1. A method of learning under a hierarchical target condition, the method comprising:

training to obtain a state model by using the state data pair, training to obtain an action model by using the action data pair, and obtaining a learning model based on the state model and the action model;

the step of training to obtain a state model by using the state data pair comprises the following steps:

the states of any two non-adjacent time points in each state data pair are respectively used as an initial state and a target state, and the initial state and the target state are input into a state model; taking the state of any intermediate time point between any two non-adjacent time points as an intermediate state, taking the intermediate state as a state sample label, and realizing training of a state model based on the state sample label;

The step of training to obtain the action model by utilizing the action data pair comprises the following steps:

the state of the previous time point in the arbitrary two non-adjacent time points and the state of the middle time point are respectively used as an initial state and a middle state, and the initial state and the middle state are input into an action model; and taking the action corresponding to the previous time point in any two non-adjacent time points as an action sample label, and realizing training of an action model based on the action sample label.

2. The method of learning under hierarchical target conditions of claim 1, further comprising:

and controlling the object to be controlled by utilizing the target action.

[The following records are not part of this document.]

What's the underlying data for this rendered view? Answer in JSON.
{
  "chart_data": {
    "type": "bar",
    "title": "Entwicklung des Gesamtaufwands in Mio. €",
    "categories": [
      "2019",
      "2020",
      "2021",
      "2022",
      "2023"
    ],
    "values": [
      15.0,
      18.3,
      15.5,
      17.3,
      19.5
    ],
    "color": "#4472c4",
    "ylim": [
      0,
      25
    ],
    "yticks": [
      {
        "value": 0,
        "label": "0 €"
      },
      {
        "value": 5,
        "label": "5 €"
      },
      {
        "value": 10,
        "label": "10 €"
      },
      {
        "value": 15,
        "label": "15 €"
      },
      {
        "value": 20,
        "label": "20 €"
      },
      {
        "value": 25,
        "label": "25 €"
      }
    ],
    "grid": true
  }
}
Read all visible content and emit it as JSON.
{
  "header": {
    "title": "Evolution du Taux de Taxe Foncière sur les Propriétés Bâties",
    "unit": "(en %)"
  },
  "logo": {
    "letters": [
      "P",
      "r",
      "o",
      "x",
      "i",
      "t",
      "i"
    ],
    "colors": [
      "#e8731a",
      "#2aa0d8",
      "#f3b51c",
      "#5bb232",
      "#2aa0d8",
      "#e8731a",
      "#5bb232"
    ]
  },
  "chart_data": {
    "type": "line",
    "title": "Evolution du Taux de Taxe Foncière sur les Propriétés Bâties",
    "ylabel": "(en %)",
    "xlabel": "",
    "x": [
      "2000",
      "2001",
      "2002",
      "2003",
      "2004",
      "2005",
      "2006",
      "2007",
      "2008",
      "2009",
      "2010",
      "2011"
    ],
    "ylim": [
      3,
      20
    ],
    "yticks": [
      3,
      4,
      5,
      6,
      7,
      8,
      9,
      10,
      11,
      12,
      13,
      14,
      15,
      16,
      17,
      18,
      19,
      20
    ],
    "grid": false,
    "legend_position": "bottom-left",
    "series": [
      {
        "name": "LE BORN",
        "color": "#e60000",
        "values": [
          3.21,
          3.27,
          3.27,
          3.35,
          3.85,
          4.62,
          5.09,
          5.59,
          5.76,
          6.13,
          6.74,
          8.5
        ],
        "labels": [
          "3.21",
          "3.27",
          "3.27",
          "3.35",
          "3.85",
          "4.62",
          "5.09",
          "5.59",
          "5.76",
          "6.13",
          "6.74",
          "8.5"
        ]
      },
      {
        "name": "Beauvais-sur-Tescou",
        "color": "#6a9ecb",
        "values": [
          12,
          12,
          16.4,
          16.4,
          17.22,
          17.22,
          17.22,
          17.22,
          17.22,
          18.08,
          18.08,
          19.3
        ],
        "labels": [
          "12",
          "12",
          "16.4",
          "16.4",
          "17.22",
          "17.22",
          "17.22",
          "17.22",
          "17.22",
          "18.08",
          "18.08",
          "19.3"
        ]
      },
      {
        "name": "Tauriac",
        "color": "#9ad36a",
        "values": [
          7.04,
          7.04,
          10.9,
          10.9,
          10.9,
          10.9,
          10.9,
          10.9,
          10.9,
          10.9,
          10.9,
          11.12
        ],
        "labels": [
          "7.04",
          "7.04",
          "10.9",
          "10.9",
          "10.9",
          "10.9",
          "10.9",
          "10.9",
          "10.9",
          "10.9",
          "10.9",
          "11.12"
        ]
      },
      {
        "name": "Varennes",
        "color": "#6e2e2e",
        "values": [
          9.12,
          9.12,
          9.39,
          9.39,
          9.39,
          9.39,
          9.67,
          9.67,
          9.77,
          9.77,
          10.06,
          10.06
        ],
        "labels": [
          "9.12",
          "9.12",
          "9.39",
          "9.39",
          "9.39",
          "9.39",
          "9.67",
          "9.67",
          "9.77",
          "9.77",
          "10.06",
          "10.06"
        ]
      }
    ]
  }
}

3. The learning method under the hierarchical target condition according to claim 2, characterized in that the step of controlling the object to be controlled using the destination action includes:

4. The method of learning under hierarchical target conditions of claim 1, further comprising:

setting a plurality of state sliding window widths of the state data pairs;

5. The method of learning under hierarchical target conditions of claim 4, further comprising:

setting a plurality of action sliding window widths of action data pairs;

6. The method of learning under hierarchical target conditions of claim 1, wherein the step of acquiring a training dataset comprises:

7. A learning device under a hierarchical target condition, the device comprising:

the training module is used for training the state data pair to obtain a state model, training the action data pair to obtain an action model, and obtaining a learning model based on the state model and the action model;

the training module is used for taking states of any two non-adjacent time points in each state data pair as an initial state and a target state respectively, and inputting the initial state and the target state into a state model; taking the state of any intermediate time point between any two non-adjacent time points as an intermediate state, taking the intermediate state as a state sample label, and realizing training of a state model based on the state sample label;

The training module is used for taking the state of the previous time point in any two non-adjacent time points and the state of the middle time point as an initial state and a middle state respectively, and inputting the initial state and the middle state into the action model; and taking the action corresponding to the previous time point in any two non-adjacent time points as an action sample label, and realizing training of an action model based on the action sample label.

8. An electronic device comprising one or more storage media and one or more processors in communication with the storage media, the one or more storage media storing processor-executable machine-executable instructions that, when the electronic device is run, are executed by the processor to perform the method steps recited in any of claims 1-6.